Wilson loops as probes of phase transitions and conductivity phenomena
Tetiana Obikhod, Ievgenii Petrenko
TL;DR
The paper addresses how to unify Wilson loops across gauge theory, Berry-phase topology, and intrinsic topological order in quantum Hall systems. It develops a cohesive framework where Wilson loops encode nonperturbative gauge structure, Chern numbers, and braiding statistics, showing that the same topological invariant governs both quantized transport and quasiparticle exchange phases.
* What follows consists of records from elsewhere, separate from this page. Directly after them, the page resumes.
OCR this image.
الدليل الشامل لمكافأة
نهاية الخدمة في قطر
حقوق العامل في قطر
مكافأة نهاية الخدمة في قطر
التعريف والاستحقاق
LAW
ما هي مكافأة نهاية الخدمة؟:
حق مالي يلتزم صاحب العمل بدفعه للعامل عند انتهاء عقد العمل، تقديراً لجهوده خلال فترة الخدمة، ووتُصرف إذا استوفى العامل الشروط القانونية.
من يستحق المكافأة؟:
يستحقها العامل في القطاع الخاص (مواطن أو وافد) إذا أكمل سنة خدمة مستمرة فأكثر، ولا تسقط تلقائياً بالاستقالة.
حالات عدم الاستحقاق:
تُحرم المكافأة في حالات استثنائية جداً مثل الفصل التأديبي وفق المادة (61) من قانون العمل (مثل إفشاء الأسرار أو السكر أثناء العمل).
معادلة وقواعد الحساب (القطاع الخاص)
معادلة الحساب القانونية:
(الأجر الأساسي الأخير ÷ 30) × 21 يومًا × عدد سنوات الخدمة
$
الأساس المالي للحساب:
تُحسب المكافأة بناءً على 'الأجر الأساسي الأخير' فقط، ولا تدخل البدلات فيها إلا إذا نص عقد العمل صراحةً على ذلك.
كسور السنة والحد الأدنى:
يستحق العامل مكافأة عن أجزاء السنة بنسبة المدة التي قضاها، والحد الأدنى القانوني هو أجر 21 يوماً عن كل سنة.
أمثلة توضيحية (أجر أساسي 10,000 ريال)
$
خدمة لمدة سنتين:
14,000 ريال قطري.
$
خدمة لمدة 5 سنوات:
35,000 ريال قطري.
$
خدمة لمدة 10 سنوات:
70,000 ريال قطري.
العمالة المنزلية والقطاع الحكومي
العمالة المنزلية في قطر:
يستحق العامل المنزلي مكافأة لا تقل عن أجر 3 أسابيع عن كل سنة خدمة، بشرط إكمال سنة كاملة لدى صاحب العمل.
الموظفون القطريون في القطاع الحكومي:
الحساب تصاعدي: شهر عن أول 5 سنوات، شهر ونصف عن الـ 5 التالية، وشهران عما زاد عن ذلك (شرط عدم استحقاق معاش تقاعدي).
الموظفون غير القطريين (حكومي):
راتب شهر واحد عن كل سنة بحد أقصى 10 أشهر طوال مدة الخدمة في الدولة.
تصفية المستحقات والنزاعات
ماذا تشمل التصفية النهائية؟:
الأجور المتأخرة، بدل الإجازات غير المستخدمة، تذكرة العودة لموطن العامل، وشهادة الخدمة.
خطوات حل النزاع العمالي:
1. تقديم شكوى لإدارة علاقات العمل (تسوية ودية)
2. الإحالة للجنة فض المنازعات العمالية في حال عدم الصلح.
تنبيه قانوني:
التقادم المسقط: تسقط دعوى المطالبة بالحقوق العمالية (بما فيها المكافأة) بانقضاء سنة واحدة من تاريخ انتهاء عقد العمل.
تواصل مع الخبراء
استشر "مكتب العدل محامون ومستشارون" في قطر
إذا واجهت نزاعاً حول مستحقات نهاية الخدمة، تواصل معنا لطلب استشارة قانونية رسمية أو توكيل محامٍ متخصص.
Key results include the Berry-loop formulation of Chern numbers determining $\sigma_{xy}$, the Chern--Simons description linking Wilson lines to anyonic statistics with linking numbers, and the torus degeneracy arising from Wilson loop algebras, collectively illustrating a deep link between topology and observable transport/ statistics. The work highlights the significance of Wilson loops as a unifying diagnostic for phases of matter and points to experimental platforms and theoretical extensions (higher-form symmetries, fractons, and topological quantum computation) where loop holonomies play a central role.
Abstract
Wilson loops are among the most fundamental gauge-invariant observables in quantum field theory, encoding the global structure of gauge fields through their holonomy along closed contours. Originally introduced as order parameters for confinement in non-Abelian gauge theories, they have recently acquired a central role in condensed matter physics, where they characterize topological phases and quantized transport phenomena. In this work we present a unified theoretical picture in which Wilson loops connect nonperturbative gauge dynamics, Berry-phase topology in band theory, and the quantum Hall response of interacting electron systems. We demonstrate explicitly how Wilson loops encode Chern numbers, fractional charge, and anyonic braiding statistics within Chern--Simons effective field theory. Both quantized Hall conductivity and quasiparticle statistics are shown to originate from the same topological invariant -- the linking number of Wilson loops -- establishing a direct correspondence between microscopic topological structure and macroscopic transport.